Pas de répit pour le nouveau président français Emmanuel Macron ! A peine élu, une première manifestation a été organisée place de la République à l’appel du collectif « Front Social » qui entend bloquer toute nouvelle loi de flexibilisation du marché du travail. Outre-Rhin, la chancelière allemande Angel Merkel n’a pas manqué de rappeler, après de brèves félicitations protocolaires, que la France devrait s’engager dans des réformes profondes avant que toute réorientation de la politique européenne soit éventuellement abordée. Le second volet de la loi travail semble donc être la condition nécessaire pour espérer pouvoir de nouveau négocier avec notre puissant voisin. Mais la tâche s’avèrera rude face aux divisions du pays. La moralisation de la vie politique ne constituera pas un gage suffisant pour calmer la volonté de certaines franges insoumises d’en découdre quoi qu’il advienne et l’utilisation des ordonnances présidentielles ne ferait que jeter de l’huile sur le feu. Faut-il dès lors en conclure que notre pays est condamné à l’inertie ? Avec le programme actuel, il n’en fait aucun doute tant les contreparties à la flexibilisation sont maigres pour une majorité de la population.

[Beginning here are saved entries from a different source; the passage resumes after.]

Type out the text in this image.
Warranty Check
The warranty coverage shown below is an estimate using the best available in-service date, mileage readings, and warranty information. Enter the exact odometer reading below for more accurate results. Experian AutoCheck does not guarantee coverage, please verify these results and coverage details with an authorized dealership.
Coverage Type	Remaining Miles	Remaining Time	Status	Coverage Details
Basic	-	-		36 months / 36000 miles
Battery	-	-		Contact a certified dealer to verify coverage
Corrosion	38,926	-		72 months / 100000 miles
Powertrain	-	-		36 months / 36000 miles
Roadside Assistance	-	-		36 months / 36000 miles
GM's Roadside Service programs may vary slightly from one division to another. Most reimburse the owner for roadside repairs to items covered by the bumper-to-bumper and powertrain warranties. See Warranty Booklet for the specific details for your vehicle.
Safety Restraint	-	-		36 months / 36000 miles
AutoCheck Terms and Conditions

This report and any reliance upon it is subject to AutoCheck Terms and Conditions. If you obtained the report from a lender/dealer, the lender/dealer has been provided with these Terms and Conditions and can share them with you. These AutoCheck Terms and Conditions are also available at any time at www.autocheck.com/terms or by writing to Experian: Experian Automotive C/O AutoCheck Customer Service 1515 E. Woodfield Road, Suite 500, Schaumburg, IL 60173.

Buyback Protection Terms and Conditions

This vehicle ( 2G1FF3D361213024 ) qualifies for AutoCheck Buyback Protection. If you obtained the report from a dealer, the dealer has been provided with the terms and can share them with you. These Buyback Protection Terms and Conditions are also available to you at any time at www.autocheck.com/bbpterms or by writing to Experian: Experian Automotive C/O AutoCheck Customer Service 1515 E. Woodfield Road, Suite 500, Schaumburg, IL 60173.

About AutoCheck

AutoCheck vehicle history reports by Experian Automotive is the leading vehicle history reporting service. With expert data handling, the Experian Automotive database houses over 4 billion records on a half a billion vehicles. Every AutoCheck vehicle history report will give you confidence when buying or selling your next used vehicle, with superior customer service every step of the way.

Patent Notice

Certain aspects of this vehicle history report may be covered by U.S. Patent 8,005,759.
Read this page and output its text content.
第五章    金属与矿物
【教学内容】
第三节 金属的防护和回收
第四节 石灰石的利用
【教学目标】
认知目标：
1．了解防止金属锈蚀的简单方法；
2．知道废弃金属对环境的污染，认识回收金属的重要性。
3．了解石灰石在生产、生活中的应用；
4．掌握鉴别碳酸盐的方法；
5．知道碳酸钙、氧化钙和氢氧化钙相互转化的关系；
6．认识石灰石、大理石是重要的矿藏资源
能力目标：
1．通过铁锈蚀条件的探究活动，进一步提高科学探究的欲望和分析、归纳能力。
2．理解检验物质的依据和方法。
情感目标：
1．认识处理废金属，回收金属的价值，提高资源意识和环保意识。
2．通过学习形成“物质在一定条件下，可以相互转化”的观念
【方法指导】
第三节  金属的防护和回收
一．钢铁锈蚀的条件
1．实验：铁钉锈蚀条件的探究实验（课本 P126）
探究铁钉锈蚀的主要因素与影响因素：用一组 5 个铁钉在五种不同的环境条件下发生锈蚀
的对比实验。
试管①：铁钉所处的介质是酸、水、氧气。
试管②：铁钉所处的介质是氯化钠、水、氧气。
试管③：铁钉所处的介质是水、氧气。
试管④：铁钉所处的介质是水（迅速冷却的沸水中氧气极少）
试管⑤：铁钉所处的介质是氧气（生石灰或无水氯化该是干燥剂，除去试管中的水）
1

    Le programme de la République en marche est en effet ambitieux : réforme de l’assurance chômage qui doit permettre de suspendre les allocations après deux refus de postes adaptés aux qualifications ou des recherches jugées non assidues, inversion de la hiérarchie des normes dans la négociation salariale pour donner une place prépondérante aux accords sociaux dans l’entreprise ou la branche plutôt qu’aux niveaux interprofessionnel et national, plafonnement des prud’hommes, fin des régimes spéciaux des retraites, transformation de l’ISF pour ne taxer que les biens immobiliers (et plus les actions, parts et titres d’entreprises), augmentation de la CSG de 1,7 points. En contrepartie, la taxe d’habitation sera supprimée pour 80% des ménages, les cotisations salariales maladie et chômage devraient disparaître (elles représentent respectivement 0,75% et 2,4% d’un salaire brut), les entreprises bénéficieront d’un droit à l’erreur dans leurs démarches administratives et les droits au chômage seront ouverts aux indépendants et démissionnaires. Pas de quoi réjouir les « partenaires sociaux » qui semblent avoir décidé d’aller au bras de fer avant même qu’une quelconque négociation ne soit ouverte.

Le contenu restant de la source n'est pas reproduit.